黒いマントを羽織り手にはカボチャのランタンとお菓子を大量に詰め込んだ袋。どこかのハロウィンパーティを満喫してきたようだ。
「あら、早かったですね。」
迎える少女もまた、古典的な魔女の格好―彼女の場合は仮装ではなく正装だが―で、ソファでくつろいでいた。

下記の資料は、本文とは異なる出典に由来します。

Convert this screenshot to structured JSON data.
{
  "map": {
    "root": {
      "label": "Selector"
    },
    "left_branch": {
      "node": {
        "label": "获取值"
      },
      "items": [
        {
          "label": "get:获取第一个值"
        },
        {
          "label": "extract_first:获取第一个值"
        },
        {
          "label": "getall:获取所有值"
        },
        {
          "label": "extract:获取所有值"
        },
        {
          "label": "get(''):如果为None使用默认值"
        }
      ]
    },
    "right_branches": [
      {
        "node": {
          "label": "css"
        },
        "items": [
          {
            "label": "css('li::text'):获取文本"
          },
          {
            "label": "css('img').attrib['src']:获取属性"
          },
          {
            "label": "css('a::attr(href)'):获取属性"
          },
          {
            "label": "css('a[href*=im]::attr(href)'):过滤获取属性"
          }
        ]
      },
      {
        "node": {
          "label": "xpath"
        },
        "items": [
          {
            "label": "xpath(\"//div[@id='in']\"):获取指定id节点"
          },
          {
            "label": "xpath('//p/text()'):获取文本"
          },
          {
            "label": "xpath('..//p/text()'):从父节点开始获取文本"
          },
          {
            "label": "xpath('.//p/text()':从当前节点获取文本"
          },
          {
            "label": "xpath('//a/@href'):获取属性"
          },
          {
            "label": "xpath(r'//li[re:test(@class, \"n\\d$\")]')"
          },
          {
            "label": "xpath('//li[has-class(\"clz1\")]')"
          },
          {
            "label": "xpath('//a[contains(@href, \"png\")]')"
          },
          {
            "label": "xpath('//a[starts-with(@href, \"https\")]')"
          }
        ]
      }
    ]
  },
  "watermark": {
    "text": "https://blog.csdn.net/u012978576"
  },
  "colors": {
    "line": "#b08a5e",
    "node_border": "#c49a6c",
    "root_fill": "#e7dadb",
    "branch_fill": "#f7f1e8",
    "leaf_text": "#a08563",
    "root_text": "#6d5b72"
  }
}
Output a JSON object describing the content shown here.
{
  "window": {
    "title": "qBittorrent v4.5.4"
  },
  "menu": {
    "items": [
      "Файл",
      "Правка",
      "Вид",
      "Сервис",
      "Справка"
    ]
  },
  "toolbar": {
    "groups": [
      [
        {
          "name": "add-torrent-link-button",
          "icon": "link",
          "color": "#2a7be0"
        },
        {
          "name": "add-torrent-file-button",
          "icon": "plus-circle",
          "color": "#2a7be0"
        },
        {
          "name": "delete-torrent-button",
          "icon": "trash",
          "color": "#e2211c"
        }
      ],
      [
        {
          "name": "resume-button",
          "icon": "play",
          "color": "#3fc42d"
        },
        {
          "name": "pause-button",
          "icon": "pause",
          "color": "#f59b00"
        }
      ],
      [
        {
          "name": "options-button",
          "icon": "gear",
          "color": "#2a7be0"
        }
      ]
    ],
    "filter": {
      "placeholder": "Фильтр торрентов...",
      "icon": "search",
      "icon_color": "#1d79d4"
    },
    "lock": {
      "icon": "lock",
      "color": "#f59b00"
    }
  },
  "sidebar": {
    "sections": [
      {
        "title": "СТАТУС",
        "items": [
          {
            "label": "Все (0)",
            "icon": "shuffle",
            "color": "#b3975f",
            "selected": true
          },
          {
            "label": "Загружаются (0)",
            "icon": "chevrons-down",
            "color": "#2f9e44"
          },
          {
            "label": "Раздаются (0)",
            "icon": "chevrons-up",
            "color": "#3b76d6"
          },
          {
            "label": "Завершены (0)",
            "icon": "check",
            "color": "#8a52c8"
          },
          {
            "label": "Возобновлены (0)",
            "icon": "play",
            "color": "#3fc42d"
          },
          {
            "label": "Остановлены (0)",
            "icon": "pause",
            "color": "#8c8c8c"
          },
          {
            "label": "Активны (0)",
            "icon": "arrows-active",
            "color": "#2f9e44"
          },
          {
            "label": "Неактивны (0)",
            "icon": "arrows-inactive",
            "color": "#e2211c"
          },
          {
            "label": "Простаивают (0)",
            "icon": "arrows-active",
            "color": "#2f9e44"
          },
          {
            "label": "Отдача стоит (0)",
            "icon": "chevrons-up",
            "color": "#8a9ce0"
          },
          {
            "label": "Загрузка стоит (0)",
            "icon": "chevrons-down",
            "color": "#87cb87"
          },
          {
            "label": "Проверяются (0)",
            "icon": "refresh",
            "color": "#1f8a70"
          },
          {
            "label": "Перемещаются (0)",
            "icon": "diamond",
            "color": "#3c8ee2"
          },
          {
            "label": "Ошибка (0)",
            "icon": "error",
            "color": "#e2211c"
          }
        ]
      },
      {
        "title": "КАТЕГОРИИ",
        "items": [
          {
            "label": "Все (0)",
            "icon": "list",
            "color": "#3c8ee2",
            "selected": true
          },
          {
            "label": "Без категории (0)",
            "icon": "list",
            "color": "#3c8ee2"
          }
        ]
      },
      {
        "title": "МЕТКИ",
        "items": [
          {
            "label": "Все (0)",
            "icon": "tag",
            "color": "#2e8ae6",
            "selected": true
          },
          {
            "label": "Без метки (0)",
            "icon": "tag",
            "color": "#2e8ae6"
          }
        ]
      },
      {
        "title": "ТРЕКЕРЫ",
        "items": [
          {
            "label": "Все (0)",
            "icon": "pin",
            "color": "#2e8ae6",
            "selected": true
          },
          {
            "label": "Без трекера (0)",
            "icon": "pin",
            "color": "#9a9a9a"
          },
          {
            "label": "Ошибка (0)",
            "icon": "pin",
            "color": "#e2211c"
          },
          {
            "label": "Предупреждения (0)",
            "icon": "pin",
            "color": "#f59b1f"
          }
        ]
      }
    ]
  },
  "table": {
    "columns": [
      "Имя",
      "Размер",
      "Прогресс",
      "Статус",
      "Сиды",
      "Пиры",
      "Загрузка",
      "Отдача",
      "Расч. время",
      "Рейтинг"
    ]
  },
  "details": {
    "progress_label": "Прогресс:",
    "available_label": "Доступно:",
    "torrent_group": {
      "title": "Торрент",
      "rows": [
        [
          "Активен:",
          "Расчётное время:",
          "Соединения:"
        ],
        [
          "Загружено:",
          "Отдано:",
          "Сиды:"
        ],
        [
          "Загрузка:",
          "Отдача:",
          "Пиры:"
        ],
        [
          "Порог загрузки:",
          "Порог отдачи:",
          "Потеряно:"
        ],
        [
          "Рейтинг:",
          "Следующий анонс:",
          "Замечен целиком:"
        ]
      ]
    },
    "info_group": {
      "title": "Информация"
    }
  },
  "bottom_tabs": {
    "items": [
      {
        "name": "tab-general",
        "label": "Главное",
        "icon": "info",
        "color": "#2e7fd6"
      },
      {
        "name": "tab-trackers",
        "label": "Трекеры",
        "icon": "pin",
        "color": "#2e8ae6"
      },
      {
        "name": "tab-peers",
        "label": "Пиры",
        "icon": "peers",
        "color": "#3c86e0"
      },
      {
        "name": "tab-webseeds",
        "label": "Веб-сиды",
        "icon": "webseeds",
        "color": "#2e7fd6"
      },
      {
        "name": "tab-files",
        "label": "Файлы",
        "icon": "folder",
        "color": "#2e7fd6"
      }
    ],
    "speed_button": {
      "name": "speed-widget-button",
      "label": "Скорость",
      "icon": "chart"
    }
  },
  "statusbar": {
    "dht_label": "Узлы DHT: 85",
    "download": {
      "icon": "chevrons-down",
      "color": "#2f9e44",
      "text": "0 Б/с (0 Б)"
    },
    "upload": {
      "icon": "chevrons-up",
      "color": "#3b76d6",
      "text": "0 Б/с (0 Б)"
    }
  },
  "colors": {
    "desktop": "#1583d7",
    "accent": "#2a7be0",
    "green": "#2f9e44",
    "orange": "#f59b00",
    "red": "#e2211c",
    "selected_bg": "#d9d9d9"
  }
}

「…今日はもう腹いっぱいだが…ああ、これ洗っといてくれ」
上着をハンガーにかけ、ネクタイをほどいて、点々と血痕のついた白いブラウスを脱いで彼女に渡す。
「はい、わかりました。
…あの、パウンドケーキ食べますか?作っておいたんですが…。」
「だから、俺は満腹だって…聞こえなかったのか?」
少し不機嫌な顔になる。
少女は申し訳なさそうにして、
「…ごめんなさい。余計な事言って…。」
渡された洗濯物を持って背を向ける。
男のほうはなんだかきまりの悪そうな具合で、
「……いや、一口だけ味見してみるかな」
小さく呟いた。
「…じゃあ、持ってきますね。」
少女に笑顔が戻る。早速台所に向かい、白い皿にオレンジ色のパウンドケーキを一切れ載せて持ってきた。
「はい、どうぞ。」
男は差し出された一切れをつまみあげ、口に押し込み、囎嚼して、飲み込み、
「…ん、相変わらず美味い 甘すぎなくていい感じだ」
少し笑った。
「あ、ありがとうございます。」
「…でも、もう少しなんか欲しいな…」
「あ、じゃあもう一切れ持ってきま」
言いかけた少女の手をとって、細い指先に軽く咬みつく。
飴を舐るようにして滲むものを舐めとる男。
「……まったく…お腹いっぱいなんじゃありませんでしたか?」
「デザートは別腹、って奴だ」
指先から口を離し、意地悪い笑みで答える。
「とにかく、美味しかった
…ハッピーハロウィン、リサ」
少女の唇に自分の指先を沿え、口ずさむように呟いた。
時計は23時54分。もう少しで日付も変わる。